(originally authored by preetham.m)

 

Early during our development for the Azure Stack integrated system, we applied some important lessons from CPS and DHCS to how we build and deliver these systems. The learnings were further validated with some of our early Azure Stack TP3 deployments as well. As Dell and EMC came together over the last year, the VCE model not just provided additional feedback, but also gave us some of the factory processes and tools to enable us to deliver to our goals.


When we set out to engineer Azure Stack, one of our primary goals was to get our customers operational in days. This meant we had to ensure there was enough engineering rigor before the system got to the customer. As a result we not only aim to spend the least amount of time on-site (keep deployments predictable and costs low), but also ensure a smooth transition to getting started building plans and onboarding tenants.


To achieve this goal, the process begins in our engineering labs and an investment in standardization and automation. With the latest Software from Microsoft and the HW, Software and Firmware from Dell EMC, we run a suite to cover functional, performance and reliability tests. Any changes to the HW or Software are then cataloged and handed to the factory.


The next phase begins with developing a rigorous factory process. The goal is to ensure that the system not only ships fully integrated, but also has undergone a set of pre-deployment tests to ensure all issues that could be a result of faulty components, firmware levels and configurations are eliminated as early as possible. While engineering tests are done in the engineering labs, these tests are run at the factory on every system prior to ship to the customer. Learning from DHCS pilots and early TP3 deployments has shown us that shipping components directly without factory validation has resulted in faulty components, incorrect firmware levels and triggered support and troubleshooting after the system was setup in the customer premises. This not only proved to be time consuming, but also involved multiple dispatches and troubleshooting steps.

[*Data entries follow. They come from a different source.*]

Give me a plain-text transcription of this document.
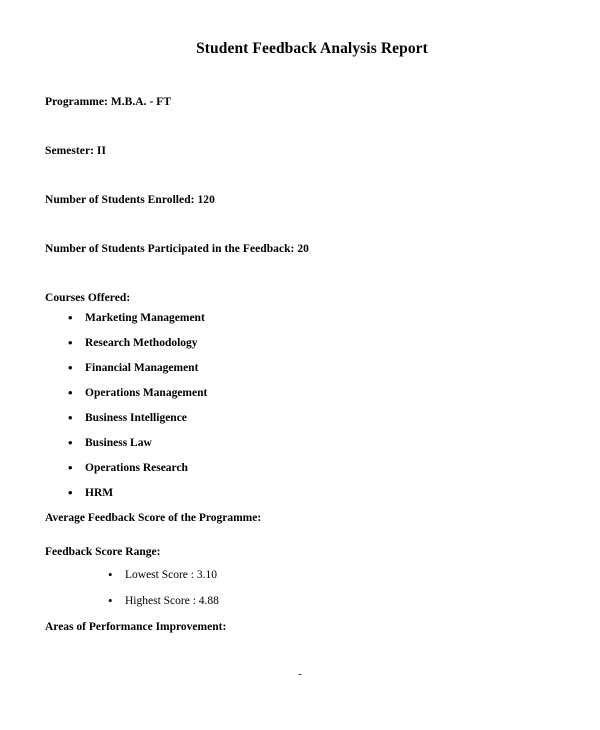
Student Feedback Analysis Report
Programme: M.B.A. - FT
Semester: II
Number of Students Enrolled: 120
Number of Students Participated in the Feedback: 20
Courses Offered:
• Marketing Management
• Research Methodology
• Financial Management
• Operations Management
• Business Intelligence
• Business Law
• Operations Research
• HRM
Average Feedback Score of the Programme:
Feedback Score Range:
• Lowest Score : 3.10
• Highest Score : 4.88
Areas of Performance Improvement:
-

One of the reasons most hybrid cloud deployments fail is because the components (SW and HW) and their dependencies are not fully validated prior. As a result, we do not ship incomplete systems. We would like to avoid turning our customer’s data center into a lab for our support and deployment teams with minimal engineering support. Particularly for our early adopters, this does not help get operational early as the level of changes could potentially run broad (component choices) and deep (firmware levels and configs). For any product in development, things will change. If any component has to be updated on-site, you not only lose time, but you introduce risk late in the process.


Our goal is to keep the engineering and factory rigor while investing in engineering resources to turn around any changes quickly to enable customers to get operational fast.  With the pre-engineering done in our factory and minimal time on-site you are not just an early adopter, you are a successful one. While the first wave of deployments are our early adopters, our goal is to bring this process and rigor to all our customer deployments.